Costs can be a big factor when choosing a sitter and service, but the safety and well-being of your dog is priceless. Try and base your decision on how well they suit your needs and their reviews and experience, rather than opting for the cheapest option.

White dog smiling in the park

Is there anything I should share with the pet sitter?

Absolutely! The more information you can give your pet sitter, the better.
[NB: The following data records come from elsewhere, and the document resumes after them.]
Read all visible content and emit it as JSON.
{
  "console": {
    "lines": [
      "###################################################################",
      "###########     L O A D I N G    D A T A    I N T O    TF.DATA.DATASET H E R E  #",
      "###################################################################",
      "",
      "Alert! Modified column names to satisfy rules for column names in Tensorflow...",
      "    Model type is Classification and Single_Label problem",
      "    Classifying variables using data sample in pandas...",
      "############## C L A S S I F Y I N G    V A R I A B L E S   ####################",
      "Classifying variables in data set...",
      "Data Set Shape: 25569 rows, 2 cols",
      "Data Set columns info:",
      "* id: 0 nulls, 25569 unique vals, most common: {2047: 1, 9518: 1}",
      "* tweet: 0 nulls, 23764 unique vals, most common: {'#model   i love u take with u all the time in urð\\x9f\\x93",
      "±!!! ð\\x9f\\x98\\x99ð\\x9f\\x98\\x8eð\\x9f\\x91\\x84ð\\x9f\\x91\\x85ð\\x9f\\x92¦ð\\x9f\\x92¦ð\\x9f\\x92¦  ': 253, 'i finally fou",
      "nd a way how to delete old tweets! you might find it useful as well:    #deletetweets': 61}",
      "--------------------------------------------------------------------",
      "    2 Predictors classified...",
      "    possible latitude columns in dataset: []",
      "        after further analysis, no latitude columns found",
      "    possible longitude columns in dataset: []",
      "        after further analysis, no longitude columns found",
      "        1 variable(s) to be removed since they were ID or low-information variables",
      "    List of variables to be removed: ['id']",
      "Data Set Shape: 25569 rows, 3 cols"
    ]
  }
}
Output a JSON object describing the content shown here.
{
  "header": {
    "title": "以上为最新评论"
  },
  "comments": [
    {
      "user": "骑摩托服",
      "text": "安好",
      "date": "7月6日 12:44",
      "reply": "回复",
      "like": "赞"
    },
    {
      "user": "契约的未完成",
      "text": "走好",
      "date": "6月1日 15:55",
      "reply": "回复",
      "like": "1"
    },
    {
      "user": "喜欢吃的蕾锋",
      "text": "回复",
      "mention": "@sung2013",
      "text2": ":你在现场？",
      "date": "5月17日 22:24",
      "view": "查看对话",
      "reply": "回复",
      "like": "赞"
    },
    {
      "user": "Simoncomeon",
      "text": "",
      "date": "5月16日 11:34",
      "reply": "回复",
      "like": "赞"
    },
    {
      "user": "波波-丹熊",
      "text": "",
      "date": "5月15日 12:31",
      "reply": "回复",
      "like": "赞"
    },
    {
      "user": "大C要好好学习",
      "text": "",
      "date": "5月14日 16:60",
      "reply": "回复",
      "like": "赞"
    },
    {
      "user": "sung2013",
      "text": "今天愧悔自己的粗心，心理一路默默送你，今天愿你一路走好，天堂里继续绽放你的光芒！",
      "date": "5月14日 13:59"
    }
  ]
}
Not only will they appreciate the heads up, but it’ll give you peace of mind that they know your dog well.

Some of the things you can tell them include:

  • Your dog’s age, breed and medical history/any conditions they may have
  • Your emergency contact information
  • Your vet’s location and contact information
  • Any behavioural information (e.g. what are they like with other dogs and people and the cues they respond to)
  • Their mealtime routine, what they eat, how much and when
  • How many treats do they get and for what?
  • Their toilet routine (e.g. in the garden or on a walk)
  • Their favourite walking route and whether they are trained off the lead.
Two dogs sitting next to each other, smiling in the park

Enjoy your holiday!

And now, whether you’re jetting off somewhere sunny or busy at work, you’re equipped to find a great pet sitter. Enjoy the peace of mind knowing that you’ve left your four-legged friend in safe hands.